Showing posts with label discipline. Show all posts
Showing posts with label discipline. Show all posts

Monday, March 4, 2013

slowly, slowly

Did you know that I've been to the Himalayas?

I climbed to Annapurna base camp, which is 4130m above see level. The entire trek, all two weeks of it, was one of the hardest but most rewarding things I have ever done. By the time we flew out of Jomsom, my legs we constantly aching, my bowels were exhausted but my sense of accomplishment had never been greater.


I wasn't the fittest person when I did this trek, furthermore I have exercise induced asthma. So as you might imagine, I often ended up at the back of the group with the Sherpa (Dawa) and his constantly reassuring words - "slowly, slowly".

Though I'm not climbing a mountain now, these two journeys (the trek and my transformation journey) have many parallels... and Dawa's advice still rings true.

Lately, I have eaten badly, drunk less water (but more alcohol/soft drink) and reduced my level of activity. I haven't been transforming, I am regressing.

As you might have gathered from my previous post, this is frustrating me. But guess what? I still made poor choices even after that post. Rather than continue the cycle of good behaviour, then bad behaviour, then frustration, followed by hopelessness. I'm trying to focus on progressing consistently, even if it is slowly, slowly - making better choices as often as possible.

So I've starting looking into overeating and compulsive eating. Just to see if any insights there might help me. I love research and education. And although I already know a bit about health, exercise, the body and the mind, it never hurts to learn more.

Now I have two books to read: The End of Overeating (by David Kessler) and The Headspace Diet (by Andy Puddicombe), and there is plenty more research to do.

I'm not looking for a diet or a quick fix, I guess I'm just looking for something that will help everything 'click'. I know there is a healthier version of me, I just haven't had to determination to become her yet.

Anyways, I will let you know what I uncover.

- Dani

Thursday, February 21, 2013

no more

It is as if nothing has changed. I am putting on weight again and making poor decisions.

I don't plan enough, I'm not disciplined enough and all I seem to do is talk about the potential to improve.

Well that is it!

No more excuses.

No more Coke Zero.

No more treats.

No more positive dribble on this blog.

If I do not start making real changes constantly, then I will not write one more word about this supposed transformation. Now I say constantly because I have great days and terrible days, but there are not enough great days.

And if any of you see me engaging in counter-productive behaviour - please feel free to bring this up.

- Dani

Friday, November 23, 2012

happy, healthy, fit

Hello!

12wbt Round 4 has well and truly kicked-off and yes, I have been deviating from the plan. Unlike last round though, this is not freaking me out (and I no longer feel like a failure).
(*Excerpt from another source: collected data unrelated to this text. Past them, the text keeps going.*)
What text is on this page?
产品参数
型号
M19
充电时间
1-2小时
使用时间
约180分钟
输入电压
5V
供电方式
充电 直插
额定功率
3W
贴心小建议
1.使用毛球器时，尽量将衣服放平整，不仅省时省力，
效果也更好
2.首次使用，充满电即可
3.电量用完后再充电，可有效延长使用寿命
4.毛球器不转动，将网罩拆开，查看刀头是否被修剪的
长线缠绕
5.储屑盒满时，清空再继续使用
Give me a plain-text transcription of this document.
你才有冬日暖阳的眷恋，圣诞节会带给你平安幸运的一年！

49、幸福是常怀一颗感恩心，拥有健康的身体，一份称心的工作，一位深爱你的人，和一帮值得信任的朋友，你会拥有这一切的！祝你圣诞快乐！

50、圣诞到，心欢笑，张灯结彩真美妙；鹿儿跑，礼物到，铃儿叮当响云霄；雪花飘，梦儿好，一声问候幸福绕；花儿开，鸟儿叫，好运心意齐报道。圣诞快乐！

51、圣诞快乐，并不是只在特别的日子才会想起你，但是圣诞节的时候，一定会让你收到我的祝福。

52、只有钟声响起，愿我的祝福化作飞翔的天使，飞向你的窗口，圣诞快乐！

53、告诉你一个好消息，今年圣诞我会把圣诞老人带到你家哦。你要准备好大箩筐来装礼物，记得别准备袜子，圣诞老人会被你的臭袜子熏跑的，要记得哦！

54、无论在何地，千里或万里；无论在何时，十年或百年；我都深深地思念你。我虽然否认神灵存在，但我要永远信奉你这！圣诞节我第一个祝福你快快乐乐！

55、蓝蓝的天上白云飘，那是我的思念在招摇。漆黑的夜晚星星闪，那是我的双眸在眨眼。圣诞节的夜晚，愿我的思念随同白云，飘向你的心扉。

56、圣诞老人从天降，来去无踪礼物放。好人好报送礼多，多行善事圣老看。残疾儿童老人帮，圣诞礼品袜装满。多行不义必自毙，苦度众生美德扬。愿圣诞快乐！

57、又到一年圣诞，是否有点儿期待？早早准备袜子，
I know that I'm still exercising (goddamn intermediate toning sessions are hard) and that my nutrition is ok (but it could be better).

Not 12wbt, but not bad either

The next few months are all about warmer weather, get-togethers and frivolity. So to reach my goals during this hectic time, I am focusing on two things: discipline and positivity.

These would have to be two of my weakest areas - I'm not disciplined (at all) and I'm not a very positive person either. Focusing on my weight and fitness has made me very 'me-centric' and I was often in a state of disappointment.

But this time I'm not going to be disappointed because
1. I will have a plan and I will be organised
2. I will follow through, I will stick to the plan, I will be disciplined (and when the unpredictable occurs, I will make suitable adjustments)
3. I am focusing on the positive elements of my life, elements that don't stimulate stress, elements that are within my immediate control (e.g., I will focus on my improving fitness, I will not stress about how unfit I feel)

And this inspired my new mantra.
Happy. Healthy. Fit.

All of these things are within my control and none of these need to be stressful. I want to be happier, healthier, fitter person. A person that I can be proud of. (And it really shouldn't be that hard.)

At the moment these are just words, but I am putting them into practise. I have already planned my meals and exercise schedule for next week. The shopping list is ready too. I have also adopted a colour system to monitor how well I stick to the plan.

It is no longer about 'I can' or 'I will' do this, but 'I am'... I am doing this! (And you can do it too!)